Option 3: Pay Up Front

A third option is to pay for your medical expenses up front with cash or through monthly installments. Obviously this option is not available to everyone. The benefit of being able to do this is that it potentially allows you a discount (depending on the medical provider and their policy) and it also keeps the account current so you do not have to worry about the bills being left unpaid. Unpaid accounts that are sent to a collections agency will negatively affect your credit and give you a bigger headache than you already have.

Option 4: Let it Go

If none of the aforementioned options are available to you, your last resort may be just to let the payments go unpaid and subsequently sent to collections. Once they are sent to collections, you may have the chance to set up a lien with the collection company (although many collection companies do not offer this option, some do). If the collection company does offer to arrange a lien with you, it will likely still record the overdue payment and your credit report will still be negatively affected.

Moral of the Story: Plan in Advance

It is important to be thinking about this question now.

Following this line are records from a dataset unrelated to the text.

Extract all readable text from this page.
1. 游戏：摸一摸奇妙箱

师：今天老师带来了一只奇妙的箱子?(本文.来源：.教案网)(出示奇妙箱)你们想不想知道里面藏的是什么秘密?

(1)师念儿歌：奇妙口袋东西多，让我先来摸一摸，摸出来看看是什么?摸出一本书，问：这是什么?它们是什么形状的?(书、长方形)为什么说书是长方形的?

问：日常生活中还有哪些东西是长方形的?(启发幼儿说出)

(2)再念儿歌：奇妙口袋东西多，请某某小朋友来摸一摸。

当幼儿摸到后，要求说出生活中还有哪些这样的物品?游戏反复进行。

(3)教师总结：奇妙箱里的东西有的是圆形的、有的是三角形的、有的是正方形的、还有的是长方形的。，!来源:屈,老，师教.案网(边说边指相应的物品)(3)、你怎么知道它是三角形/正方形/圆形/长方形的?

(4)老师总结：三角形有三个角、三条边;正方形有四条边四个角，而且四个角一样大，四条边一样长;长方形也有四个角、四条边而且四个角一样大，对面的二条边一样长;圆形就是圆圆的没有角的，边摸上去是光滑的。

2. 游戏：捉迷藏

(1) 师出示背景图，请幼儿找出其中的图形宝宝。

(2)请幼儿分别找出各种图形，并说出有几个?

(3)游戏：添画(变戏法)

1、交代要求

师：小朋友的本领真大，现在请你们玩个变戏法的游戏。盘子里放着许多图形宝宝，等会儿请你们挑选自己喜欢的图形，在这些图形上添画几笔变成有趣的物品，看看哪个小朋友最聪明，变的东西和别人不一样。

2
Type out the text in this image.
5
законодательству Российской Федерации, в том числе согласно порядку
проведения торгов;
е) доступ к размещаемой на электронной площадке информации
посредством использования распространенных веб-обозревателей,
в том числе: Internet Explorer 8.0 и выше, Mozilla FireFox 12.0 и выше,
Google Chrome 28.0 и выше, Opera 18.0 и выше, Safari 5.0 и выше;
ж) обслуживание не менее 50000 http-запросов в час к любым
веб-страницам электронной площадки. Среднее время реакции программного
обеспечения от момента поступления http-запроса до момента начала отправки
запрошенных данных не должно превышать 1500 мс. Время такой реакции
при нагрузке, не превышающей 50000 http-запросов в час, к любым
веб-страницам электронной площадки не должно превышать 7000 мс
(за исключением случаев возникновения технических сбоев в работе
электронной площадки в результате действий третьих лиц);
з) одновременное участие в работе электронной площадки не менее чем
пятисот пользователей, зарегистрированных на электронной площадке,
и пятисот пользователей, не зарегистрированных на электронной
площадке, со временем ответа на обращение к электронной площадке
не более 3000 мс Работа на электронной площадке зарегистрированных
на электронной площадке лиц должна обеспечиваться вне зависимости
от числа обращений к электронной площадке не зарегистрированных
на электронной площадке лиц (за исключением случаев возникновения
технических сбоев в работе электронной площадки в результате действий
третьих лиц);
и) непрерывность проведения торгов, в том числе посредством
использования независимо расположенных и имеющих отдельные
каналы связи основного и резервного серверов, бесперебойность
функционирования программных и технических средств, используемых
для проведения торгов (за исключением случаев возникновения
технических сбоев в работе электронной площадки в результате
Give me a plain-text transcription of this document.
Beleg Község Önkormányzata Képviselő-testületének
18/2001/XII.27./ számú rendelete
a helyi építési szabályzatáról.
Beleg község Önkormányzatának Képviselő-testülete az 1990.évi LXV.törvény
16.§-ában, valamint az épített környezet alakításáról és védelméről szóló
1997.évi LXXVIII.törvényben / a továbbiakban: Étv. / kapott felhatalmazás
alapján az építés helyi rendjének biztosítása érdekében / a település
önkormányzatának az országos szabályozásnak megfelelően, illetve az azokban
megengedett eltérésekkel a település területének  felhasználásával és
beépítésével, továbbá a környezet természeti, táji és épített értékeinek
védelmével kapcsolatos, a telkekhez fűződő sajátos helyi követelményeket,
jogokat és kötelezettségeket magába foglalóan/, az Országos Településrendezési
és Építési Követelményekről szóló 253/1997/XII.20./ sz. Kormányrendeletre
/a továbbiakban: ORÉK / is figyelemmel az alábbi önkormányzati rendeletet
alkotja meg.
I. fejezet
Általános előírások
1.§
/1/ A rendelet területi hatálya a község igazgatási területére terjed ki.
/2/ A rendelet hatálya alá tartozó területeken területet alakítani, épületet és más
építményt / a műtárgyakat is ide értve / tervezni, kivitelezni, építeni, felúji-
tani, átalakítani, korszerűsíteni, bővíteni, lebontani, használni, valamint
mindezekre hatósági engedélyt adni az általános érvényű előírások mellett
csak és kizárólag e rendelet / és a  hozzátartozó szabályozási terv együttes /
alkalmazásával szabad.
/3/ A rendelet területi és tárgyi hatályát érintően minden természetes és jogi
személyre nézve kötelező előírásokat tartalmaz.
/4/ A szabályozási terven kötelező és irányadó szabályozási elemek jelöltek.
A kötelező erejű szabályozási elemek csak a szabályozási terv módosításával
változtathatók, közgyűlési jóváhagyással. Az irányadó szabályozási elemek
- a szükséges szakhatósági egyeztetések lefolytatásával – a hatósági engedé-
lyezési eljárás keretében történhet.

If available to you, it is recommended that you get an insurance plan that you are comfortable with and that gives you ample coverage and protection in case you are injured in an accident and the money runs out. Whatever you do, after you have been in an accident, be sure to 1.) take the time to get a complete and thorough medical diagnosis of your injuries, 2.) do not accept the initial settlement from the at-fault insurance company, and 3.) consider consulting a personal injury attorney!